What does it mean when you have Span ($s$) when $s$ is a vector space? As far as I know usually Span is noted with the finite set of vectors with which I can span the whole vector space.
For example in $R2$ obviously this is a span $Sp((1,0) , (0,1))$.
But I have a hard time understanding what it means when you put the vector space itself in the closure. 
I have seen it quite a lot in questions when instead of writing a finite set of vectors they put in closures the vector space or subspace. 
Maybe they mean that the basis of that vector space should be the span? I am not sure.  Can you help.  By just pointing out the meaning of it? Thank you.
 A: The span of a set with possibly infinitely many elements is defined to be the set of all finite linear combinations of that set. Hence as mentioned in the comments, for example $\operatorname{span}(V) = V$ for a vector space $V$.
A: It just means look at the subspace generated by some finite set of vectors. 

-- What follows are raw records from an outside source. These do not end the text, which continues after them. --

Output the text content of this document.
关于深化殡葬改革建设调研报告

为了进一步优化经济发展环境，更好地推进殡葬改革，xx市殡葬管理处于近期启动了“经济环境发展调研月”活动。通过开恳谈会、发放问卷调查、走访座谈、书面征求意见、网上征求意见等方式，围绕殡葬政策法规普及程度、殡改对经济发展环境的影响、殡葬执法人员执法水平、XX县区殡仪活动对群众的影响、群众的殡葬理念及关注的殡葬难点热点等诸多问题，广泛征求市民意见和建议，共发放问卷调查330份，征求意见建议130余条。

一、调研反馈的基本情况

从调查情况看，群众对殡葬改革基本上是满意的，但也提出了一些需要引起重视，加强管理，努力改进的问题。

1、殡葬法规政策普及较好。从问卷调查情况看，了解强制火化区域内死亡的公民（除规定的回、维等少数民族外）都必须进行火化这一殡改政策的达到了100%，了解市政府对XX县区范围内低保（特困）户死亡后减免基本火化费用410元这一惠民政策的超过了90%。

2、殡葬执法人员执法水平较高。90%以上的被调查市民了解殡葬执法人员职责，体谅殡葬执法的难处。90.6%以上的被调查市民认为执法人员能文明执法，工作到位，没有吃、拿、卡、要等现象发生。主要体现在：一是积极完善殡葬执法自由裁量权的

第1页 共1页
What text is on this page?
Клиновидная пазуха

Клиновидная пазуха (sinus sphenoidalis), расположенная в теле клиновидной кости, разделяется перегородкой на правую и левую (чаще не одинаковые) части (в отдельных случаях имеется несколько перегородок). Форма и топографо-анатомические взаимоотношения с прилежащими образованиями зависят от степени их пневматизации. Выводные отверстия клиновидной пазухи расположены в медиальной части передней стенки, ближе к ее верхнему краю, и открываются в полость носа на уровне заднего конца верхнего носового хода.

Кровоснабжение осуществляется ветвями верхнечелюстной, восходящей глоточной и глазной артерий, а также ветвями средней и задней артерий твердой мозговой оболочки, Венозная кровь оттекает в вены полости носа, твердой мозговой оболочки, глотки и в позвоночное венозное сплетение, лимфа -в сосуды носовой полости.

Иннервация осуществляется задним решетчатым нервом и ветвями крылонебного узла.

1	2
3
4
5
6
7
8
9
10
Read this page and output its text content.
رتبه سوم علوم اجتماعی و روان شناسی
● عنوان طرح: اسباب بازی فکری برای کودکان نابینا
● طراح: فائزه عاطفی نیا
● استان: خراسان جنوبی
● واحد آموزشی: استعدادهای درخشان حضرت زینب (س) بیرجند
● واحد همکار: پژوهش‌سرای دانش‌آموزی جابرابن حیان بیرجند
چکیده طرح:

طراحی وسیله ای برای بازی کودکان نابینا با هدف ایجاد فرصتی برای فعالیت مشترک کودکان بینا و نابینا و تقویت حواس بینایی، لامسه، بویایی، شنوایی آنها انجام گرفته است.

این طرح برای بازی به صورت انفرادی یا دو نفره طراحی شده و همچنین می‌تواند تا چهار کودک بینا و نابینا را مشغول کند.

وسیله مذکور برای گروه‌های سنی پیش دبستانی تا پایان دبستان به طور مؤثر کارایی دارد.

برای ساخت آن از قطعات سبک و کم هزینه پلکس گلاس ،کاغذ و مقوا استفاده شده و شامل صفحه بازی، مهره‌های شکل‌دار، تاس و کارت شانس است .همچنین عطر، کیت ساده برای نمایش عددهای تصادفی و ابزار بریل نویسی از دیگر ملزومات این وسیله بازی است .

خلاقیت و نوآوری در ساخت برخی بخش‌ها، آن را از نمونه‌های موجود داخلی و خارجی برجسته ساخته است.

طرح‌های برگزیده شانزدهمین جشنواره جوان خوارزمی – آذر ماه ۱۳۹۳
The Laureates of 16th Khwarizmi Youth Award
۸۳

For example, if $S=\{(1,1),(2,2)\}$, then the span of $S$ is a subspace $U \subset V$ consisting of formal linear combinations $U=a_1(1,1)+b_2(2,2)$ with $a_1,b_2 \in \mathbb R$. If $S=\{(1,0),(0,1)\}$, then it just happens that the span of $S$ is all of $V$, since any element of $V$ can be written in the form $a_1(1,0)+a_2(0,1)$.
A: The span of a subset of the vector space is defined in exactly the same way, regardless of how many elements are in that subset. Namely, if $V$ is the vector space and if $X$ is a subset of $V$ then $\text{Span}(X)$ is the set of all elements of $V$ which can be written in the form
$$a_1 x_1 + ... + a_K x_K
$$
where $a_1,...,a_K$ are scalars (e.g. real numbers) and where $x_1,...,x_K$ are vectors (i.e. elements of $V$).
So if you take the span of $V$ itself, you'll discover, by applying the definition, that $\text{Span}(V) = V$, for a very simple reason: for each $v \in V$ you can take $K=1$, $a_1=1$, and $x_1=v \in V$, and you'll get
$$v = 1 \cdot v = a_1 \cdot x_1
$$